In the meantime, what I used the most for my web development and other projects is GitHub Copilot BUT at the end of this month they're going from including a massive amount of usage with a fixed price subscription (for $40/month I could do almost anything and everything using some really good, expensive models) to per token pricing. Based on my past usage I would be spending $500-1000/mo for what I just used this month using the new GHCP pricing. So I downgraded to the $10/mo plan so I have access to the most advanced frontier models as needed but so far I've been playing with my local AI models and they can do 80% of the work. We shall see how my usage goes.

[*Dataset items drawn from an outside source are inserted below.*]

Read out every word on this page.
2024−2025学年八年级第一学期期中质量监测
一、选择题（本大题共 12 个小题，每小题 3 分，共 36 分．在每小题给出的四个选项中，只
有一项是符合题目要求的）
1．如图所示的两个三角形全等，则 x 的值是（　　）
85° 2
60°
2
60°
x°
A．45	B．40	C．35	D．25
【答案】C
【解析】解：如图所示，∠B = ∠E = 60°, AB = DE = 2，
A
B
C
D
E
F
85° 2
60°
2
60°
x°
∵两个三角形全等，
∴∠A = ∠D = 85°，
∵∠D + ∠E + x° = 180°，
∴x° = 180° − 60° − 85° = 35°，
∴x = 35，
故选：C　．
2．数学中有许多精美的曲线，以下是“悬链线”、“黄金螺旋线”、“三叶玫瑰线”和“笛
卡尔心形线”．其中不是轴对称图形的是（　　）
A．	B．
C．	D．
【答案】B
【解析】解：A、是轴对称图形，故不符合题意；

Anyway, I made (mostly vibe-coded) a custom piece of software that uses Docker and Llama-cpp that gives me a nice web UI that I can use to manage devices and models. I also spent a few bucks on GPUs. Haha. More on that in a bit.

I can chat with it using the web interface but more useful than that it gives me an OpenAI-compatible API that I can integrate with stuff. Right now I mostly just use it in OpenCode or occasionally in the Continue VSCode plugin but I'm also working on integrating it with more things. But the main thing about my custom bit of software is that it supports multiple GPU vendors, mixed GPUs, and pooling (within the same vendor). Yes I could have done it with vLLM which is more powerful and performant, but that's more work to configure and this way it does what I want, the way I want. Plus I'm lazy and a nice web UI I can click stuff in is less work than configuring and managing vLLM.

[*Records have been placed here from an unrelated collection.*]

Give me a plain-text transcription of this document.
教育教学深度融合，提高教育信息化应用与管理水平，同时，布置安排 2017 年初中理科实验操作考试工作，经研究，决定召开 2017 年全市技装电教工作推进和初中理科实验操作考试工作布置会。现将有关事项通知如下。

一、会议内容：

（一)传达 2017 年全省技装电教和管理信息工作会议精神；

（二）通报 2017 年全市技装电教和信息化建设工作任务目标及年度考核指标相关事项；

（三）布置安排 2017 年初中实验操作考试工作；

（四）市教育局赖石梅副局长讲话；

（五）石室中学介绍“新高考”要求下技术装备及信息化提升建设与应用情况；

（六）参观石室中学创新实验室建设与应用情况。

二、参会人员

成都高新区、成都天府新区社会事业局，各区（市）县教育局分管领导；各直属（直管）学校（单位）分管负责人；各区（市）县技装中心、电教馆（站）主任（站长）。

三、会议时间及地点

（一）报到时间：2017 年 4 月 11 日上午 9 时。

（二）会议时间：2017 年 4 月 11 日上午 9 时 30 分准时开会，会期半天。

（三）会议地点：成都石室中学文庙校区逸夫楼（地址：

My biggest challenge right now is properly implementing real time lookups and web searches. I mainly used Grok for this ($30/mo plan) but I've since gone down to the free plan and just spread my free usage across Grok, Gemini, ChatGPT, and Claude. $30 is $30! Once I have implemented web search and real time data access into my app I will use a lot less of the cloud services. Because I prefer to keep my data under my control. I have also been doing just fine without Claude Code, their usage is just too restrictive. Although from my understanding now that they rent a bunch of compute from xAI they loosened this. But I think if I do get another AI subscription it will be Cursor. We'll see.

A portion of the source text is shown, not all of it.